Alex confesó que revendería ambos de vuelta a Rusia por un precio muy superior. Y como él, otros tantos rusos que viajaron a Estados Unidos con idéntico objetivo. Para evitar que se conviertan en Al Capones del iPad 2, las autoridades rusas han declarado la guerra al contrabando. Días después, un joven de veinticinco años fue detenido en el aeropuerto moscovita de Domodedovo. Se le incautaron trece iPads 2. (Quizás el número le trajo mala suerte.)

Si no cede a la tentación del contrabando, el ansioso consumidor ruso debe contentarse de momento con una Samsung Galaxy Tab (como la del presidente Medvedev) u otras variedades de tabletas. O esperar a que al iPad 2 le llegue su Perestroika particular y entonces pueda ser comercializado y consumido.

Jóvenes como Alex y el “contrabandista” de los trece iPads 2 no quieren cambiar el mundo. Quieren consumirlo. Para ser más preciso, en nuestros tiempos, la mayoría (cuanto más adolescente, más evidente) sólo aspira a cambiar el mundo para poder consumirlo mejor. Cuando en 2007, Apple rebajó en Estados Unidos el precio del primer iPhone en doscientos dólares, los consumidores revolucionaron la red con críticas hacia la compañía. Su presidente, Steve Jobs, se disculpó y ofreció un crédito de cien dólares a los consumidores agraviados. Y colorín colorado, revolución terminada y felicidad consumista restaurada.

Ante respuestas empresariales como la de Jobs, difícilmente Estados Unidos será desbancado como el paraíso terrenal del consumidor. No existen oficinas del consumidor a escala local (lo que acaso favorecería la conciencia colectiva), sino el tentador customer service (servicio al cliente). Éste atiende y soluciona las zozobras de cada consumidor por separado y sin contagio posible con las quejas de otros camaradas consumistas. Por eso, el triunfo paradisíaco del customer service en Estados Unidos es inapelable.

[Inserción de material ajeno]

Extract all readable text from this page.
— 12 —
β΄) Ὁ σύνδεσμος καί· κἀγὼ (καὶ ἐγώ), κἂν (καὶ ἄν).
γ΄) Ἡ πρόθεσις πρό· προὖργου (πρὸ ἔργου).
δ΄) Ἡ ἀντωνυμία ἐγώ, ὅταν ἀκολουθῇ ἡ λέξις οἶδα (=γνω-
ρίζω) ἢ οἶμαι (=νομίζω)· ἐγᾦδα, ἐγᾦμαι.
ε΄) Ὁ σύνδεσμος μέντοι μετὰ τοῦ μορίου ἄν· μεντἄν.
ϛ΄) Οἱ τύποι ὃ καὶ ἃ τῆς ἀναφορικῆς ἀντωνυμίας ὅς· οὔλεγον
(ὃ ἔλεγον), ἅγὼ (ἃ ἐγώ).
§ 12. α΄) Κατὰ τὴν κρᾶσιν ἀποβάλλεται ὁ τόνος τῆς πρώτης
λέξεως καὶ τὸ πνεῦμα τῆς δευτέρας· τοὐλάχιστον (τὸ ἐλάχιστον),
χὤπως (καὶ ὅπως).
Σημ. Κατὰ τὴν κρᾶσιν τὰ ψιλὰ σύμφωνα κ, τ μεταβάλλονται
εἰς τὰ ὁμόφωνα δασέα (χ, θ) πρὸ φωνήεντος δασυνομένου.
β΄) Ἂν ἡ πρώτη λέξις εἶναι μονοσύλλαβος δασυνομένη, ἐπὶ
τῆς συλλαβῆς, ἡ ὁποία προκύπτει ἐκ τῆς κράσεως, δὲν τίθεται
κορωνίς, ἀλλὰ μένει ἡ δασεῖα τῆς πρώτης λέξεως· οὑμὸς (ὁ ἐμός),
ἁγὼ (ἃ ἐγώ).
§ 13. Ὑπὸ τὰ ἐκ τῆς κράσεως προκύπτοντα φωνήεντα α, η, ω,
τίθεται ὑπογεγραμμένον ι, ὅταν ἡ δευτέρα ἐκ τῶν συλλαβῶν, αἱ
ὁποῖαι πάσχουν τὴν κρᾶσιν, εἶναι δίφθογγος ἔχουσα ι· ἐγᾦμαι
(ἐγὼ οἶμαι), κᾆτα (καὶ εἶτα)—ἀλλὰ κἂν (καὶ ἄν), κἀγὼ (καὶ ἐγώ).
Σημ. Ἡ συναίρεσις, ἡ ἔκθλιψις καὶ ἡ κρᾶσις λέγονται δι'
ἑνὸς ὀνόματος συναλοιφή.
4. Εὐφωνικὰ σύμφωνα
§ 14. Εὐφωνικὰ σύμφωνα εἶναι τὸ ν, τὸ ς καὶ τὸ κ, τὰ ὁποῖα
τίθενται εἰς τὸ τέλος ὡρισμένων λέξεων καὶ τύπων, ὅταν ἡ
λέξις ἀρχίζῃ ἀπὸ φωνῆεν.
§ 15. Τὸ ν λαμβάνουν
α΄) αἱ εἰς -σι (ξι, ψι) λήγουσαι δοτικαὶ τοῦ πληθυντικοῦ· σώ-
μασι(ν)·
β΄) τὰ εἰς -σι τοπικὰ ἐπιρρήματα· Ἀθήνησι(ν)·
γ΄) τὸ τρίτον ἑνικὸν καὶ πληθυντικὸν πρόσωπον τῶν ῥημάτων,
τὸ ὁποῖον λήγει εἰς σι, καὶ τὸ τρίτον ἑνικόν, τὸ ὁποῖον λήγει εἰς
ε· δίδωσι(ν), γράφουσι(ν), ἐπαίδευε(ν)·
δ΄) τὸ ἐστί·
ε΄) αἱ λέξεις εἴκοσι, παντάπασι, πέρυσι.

Decenas de miles de estadounidenses y extranjeros como Alex hacían cola para adquirir su iPad 2, mientras una minoría menguante continuaba batallando en Wisconsin para recuperar, entre otras libertades, el derecho de los funcionarios a la huelga. Un derecho prehistórico, una antigualla inservible y polvorienta de los tiempos de El manifiesto comunista, que a pocos logra movilizar en la era Apple y del manifiesto del individuo consumista.